At FOSSCamp in October, skilled eye-candy expert Mirco Müller (also known as MacSlow) hosted a session about using OpenGL in GTK to bring richer user interfaces to desktop Linux applications. Building on the technologies that he presented at FOSSCamp, Müller recently published a blog entry that demonstrates his latest impressive experiments with OpenGL, GTK, and offscreen rendering.
Müller is currently developing the GDM Face Browser, a new login manager for Ubuntu that will include enhanced visual effects and smoothly animated transitions. To implement the face browser, he will need to be able to seamlessly combine OpenGL and conventional GTK widgets. Existing canvas libraries like Pigment and Clutter are certainly robust options for OpenGL development, but they do not offer support for the kind of integration that he envisions.

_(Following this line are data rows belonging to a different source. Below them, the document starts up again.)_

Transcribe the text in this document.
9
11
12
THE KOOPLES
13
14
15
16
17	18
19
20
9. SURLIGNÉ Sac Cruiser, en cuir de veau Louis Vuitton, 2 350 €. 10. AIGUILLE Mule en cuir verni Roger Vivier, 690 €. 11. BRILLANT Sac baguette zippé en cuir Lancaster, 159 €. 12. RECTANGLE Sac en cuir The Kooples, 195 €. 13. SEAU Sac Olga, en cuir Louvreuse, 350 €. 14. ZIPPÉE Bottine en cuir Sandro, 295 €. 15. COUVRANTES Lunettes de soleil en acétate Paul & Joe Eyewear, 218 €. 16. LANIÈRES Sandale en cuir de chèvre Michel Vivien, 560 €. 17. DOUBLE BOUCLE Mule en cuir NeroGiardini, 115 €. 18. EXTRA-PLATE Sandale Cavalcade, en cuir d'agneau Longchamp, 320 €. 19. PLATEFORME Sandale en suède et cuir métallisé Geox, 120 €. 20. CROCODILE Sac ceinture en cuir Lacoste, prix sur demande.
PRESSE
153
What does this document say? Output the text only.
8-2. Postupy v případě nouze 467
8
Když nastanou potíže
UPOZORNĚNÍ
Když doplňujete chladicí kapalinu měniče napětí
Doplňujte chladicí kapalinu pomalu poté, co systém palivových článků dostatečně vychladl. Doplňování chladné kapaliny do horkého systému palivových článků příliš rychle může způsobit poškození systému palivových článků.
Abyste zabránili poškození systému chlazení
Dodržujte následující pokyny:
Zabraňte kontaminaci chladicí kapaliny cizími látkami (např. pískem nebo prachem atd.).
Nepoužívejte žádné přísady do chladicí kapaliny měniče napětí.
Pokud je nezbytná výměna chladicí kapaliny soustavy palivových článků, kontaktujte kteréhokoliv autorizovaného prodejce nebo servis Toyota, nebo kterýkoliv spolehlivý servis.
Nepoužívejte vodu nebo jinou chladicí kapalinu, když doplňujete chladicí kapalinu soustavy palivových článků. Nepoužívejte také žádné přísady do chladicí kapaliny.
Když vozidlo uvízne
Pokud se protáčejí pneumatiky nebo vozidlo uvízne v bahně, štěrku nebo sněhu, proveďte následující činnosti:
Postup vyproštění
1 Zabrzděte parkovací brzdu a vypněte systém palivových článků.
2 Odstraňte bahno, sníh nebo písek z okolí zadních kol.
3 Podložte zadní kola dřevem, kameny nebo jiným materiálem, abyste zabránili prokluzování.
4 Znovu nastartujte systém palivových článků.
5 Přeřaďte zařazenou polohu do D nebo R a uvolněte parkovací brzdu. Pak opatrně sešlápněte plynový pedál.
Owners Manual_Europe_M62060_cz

The solution, says Müller, is to use offscreen rendering and the texture_from_pixmap OpenGL extension. In his experimental demo programs, he loads GTK widgets from Glade user interface files, renders them into offscreen pixmaps, and then uses texture_from_pixmap to display the rendered widgets in a GTK/GLExt drawing area, where they can be transformed and manipulated with OpenGL. Müller has created several demo videos that show this technique can be used to apply animated transitions and add reflections to widgets. The visual effects implemented by Müller with GTK and OpenGL do not require the presence of a compositing window manager.
We talked to to Müller to get some additional insight into the challenges and benefits of incorporating OpenGL into desktop applications. One of the major deficiencies of the current approach, he says, is that users will not be able to interact with GTK widgets while they are being animated with OpenGL—a limitation that stems from lack of support for input redirection at the level of the toolkit.
"Interaction will only be possible at the final/original position of the widget," Müller told us, "since gtk+ has no knowledge of the animation/transformation taking place. I consider it to be much work to get clean input-redirection working in gtk+. There might be some ways to achieve it using hacks or work-arounds, but that should be avoided."